Quand on pense aux Etats-Unis, on évoque souvent la notion de rêve américain dans cette contrée de tous les possibles. Un optimisme forcené où tous les projets les plus fous seraient à portée de main, à condition bien entendu de travailler dur afin d'obtenir le succès. Pourtant, il convient parfois de tempérer ce fantasme d'Amérique et de regarder un peu dans les yeux cette société jeune, et non moins complexe. L'Amérique échoue parfois et voit le rêve se briser devant la triste réalité. Ainsi, le théâtre de Tennessee Williams est une porte d'entrée passionnante dans les entrailles de cette société. Dans La Ménagerie de Verre, une pièce assez personnelle, il y évoque de manière assez directe l'histoire complexe de sa famille dans le Sud des Etats-Unis, à Saint-Louis, Missouri, dans le début du XXème siècle. La force de la proposition de mise en scène de Patrick Alluin est de nous faire ressentir viscéralement la mélancolie qui se dégage du texte (admirablement traduit par Isabelle Famchon), les regrets d'un passé qui hante le narrateur, Tom, avatar de l'auteur.

Affiche de la pièce

Une mise en scène au service de l'émotion

Chaque détail compte dans la mise en scène de Patrick Alluin. Tout d'abord dans sa manière d'occuper l'espace intimiste du théâtre Essaïon avec sa salle au plafond concave, qui nous enveloppe et aide à créer un sentiment d'intimité. Le premier rang de sièges étant dévolu à l'espace scénique pour figurer une terrasse, le personnage de Tom, le narrateur, s'adressant directement au public après avoir allumé la lumière à l'aide d'un petit feu. Nous ne sommes pas au théâtre mais directement dans la pièce où se déroule l'histoire. Ainsi, une fois entré en scène, on ne distingue plus trop l'évocation de l'action, on se demande si les personnages à la porte en ombre chinoise sont vraiment là ou appartiennent au passé. On s'imprègne de cette histoire qui exhale la nostalgie avec ces costumes usés, ces accessoires modestes et cette photo du père absent qui trône au milieu de la pièce. Enfin, la lumière et son usage, servent la dynamique générale de la mise en scène, notamment lorsque le plateau n'est plus éclairé qu'à la bougie.

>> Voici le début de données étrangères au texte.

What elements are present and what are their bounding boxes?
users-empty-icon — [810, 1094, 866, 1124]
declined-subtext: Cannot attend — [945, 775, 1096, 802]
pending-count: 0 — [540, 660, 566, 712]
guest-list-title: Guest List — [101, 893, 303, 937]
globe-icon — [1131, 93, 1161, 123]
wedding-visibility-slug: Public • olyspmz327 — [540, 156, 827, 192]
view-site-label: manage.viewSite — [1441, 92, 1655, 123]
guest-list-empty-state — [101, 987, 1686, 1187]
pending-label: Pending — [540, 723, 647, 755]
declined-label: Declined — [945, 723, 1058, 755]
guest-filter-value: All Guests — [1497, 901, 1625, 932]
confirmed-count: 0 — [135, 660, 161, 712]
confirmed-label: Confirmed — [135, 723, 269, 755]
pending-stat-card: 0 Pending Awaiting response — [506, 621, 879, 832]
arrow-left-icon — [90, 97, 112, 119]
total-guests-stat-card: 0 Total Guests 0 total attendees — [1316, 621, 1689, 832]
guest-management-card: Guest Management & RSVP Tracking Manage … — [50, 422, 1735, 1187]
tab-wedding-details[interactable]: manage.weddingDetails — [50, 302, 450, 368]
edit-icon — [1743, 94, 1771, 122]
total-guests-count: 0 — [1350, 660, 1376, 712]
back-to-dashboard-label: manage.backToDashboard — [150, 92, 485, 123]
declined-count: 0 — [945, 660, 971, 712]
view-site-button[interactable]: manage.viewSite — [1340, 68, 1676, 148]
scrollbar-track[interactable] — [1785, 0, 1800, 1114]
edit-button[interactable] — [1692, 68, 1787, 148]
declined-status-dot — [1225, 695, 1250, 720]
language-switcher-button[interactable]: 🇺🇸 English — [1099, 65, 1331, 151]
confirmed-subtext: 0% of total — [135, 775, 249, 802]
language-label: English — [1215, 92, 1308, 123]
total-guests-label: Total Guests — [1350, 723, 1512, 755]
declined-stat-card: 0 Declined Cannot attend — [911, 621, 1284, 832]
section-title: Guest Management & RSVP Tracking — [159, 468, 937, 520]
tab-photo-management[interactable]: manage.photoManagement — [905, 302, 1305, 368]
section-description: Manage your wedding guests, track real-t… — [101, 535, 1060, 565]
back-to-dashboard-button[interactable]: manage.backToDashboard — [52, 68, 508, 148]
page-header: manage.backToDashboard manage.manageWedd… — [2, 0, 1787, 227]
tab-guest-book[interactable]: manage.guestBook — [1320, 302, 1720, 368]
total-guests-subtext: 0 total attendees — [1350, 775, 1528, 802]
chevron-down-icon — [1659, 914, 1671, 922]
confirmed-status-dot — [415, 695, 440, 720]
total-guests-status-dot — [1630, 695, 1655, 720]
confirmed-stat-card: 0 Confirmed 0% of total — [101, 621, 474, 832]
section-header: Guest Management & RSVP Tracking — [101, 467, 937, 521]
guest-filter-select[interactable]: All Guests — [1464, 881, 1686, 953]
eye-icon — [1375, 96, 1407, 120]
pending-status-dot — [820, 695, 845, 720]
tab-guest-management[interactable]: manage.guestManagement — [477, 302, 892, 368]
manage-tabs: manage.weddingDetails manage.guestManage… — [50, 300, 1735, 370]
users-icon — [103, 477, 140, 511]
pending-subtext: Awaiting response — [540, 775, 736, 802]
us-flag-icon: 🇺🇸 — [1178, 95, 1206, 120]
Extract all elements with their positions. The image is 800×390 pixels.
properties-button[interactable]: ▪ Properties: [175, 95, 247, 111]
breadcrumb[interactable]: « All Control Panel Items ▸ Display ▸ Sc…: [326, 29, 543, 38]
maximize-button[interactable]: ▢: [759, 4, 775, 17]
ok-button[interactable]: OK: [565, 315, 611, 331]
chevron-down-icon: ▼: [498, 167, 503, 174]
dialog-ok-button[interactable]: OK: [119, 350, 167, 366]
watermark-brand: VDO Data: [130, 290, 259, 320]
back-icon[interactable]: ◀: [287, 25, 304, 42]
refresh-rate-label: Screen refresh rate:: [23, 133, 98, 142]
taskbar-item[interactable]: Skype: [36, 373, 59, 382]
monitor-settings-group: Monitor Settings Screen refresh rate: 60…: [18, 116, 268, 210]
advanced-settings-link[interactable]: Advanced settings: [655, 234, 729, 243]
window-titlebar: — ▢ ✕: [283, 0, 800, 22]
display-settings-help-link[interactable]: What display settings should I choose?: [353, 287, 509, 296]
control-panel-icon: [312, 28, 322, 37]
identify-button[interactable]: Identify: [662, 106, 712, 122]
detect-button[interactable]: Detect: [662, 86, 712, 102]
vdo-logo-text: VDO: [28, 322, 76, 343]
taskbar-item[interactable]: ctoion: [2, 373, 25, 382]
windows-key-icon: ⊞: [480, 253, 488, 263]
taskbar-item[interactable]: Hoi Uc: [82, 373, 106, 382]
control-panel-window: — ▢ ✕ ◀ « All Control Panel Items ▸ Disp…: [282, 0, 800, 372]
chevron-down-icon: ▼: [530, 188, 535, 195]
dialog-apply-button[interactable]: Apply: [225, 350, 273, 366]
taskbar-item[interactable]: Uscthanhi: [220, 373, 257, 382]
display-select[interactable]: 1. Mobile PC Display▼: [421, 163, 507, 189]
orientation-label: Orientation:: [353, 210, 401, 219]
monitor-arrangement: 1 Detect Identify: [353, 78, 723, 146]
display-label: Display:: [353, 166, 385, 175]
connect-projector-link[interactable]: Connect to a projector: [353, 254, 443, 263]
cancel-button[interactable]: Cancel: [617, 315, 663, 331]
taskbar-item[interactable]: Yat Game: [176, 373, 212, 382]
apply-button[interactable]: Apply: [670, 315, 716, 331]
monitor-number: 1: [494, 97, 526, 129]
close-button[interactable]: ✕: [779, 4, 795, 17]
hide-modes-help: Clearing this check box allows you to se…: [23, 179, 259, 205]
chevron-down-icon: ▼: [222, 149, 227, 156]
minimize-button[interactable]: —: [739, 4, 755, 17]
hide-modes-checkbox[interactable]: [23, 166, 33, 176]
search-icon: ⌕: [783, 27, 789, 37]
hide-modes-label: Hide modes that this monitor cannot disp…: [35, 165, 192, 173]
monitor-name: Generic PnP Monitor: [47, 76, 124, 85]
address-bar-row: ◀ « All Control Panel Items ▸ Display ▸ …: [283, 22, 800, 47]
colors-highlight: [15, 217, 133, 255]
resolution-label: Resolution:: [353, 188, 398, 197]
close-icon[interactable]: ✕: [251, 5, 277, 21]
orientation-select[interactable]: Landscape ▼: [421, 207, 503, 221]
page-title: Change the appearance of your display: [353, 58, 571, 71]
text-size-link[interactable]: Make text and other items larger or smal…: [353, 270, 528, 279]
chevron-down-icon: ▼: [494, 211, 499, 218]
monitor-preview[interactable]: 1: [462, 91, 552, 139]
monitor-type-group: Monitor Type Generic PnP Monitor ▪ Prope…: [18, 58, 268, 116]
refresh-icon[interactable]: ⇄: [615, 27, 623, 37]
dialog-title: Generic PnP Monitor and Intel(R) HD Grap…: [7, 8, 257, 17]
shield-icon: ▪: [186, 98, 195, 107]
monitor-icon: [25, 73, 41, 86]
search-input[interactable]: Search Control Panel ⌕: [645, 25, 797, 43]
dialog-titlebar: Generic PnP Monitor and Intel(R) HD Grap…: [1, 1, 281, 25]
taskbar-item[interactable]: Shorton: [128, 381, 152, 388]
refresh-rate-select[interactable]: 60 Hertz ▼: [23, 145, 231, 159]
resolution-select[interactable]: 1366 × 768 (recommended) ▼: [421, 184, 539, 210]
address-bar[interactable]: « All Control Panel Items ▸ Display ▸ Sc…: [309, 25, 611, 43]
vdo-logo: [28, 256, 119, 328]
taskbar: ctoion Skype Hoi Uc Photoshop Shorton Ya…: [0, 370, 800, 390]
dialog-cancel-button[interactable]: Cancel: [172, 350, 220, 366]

Croquis de la Ménagerie de verre (issu du dossier presse)

Croquis de la Ménagerie de verre (issu du dossier presse)

Les sentiments des personnages

Cette pièce se distingue par les sentiments des personnages qui sont offerts sans filtre. Notamment avec l'usage d'un narrateur qui s'exprime souvent en aparté dans des monologues. Et cette mission échoit au personnage de Tom, le fils, interprété par Léo Lebesgue, qui communique tout ce qu'il y a de frustration et d'amour dans la position de cet homme, dévoué aux deux femmes de sa vie, au détriment de la sienne, après le départ de son père, qui a fait reposer sur ses épaules le rôle de chef de famille. La mère Amanda Wingfield, interprétée par Agnès Valentin, quant à elle, exprime constamment la nostalgie de ses jeunes années où elle était courtisées par de beaux garçons. Mais on perçoit également dans l'interprétation toute l'inquiétude que cette femme a pour l'avenir de ses enfants (qu'elle a tendance à étouffer), notamment celui de sa fille légèrement infirme, Laura. Interprétée par une convaincante Sarah Cotten, au boitillement discret et à la timidité maladive et qui ne cherche pourtant qu'à être apprivoisée. En dépit des complexes du personnage. Enfin, Jim, le promis à Laura selon sa mère. Interprété par Pablo Gallego, bombe d'optimisme, d'ambitions et d'énergie communicative. 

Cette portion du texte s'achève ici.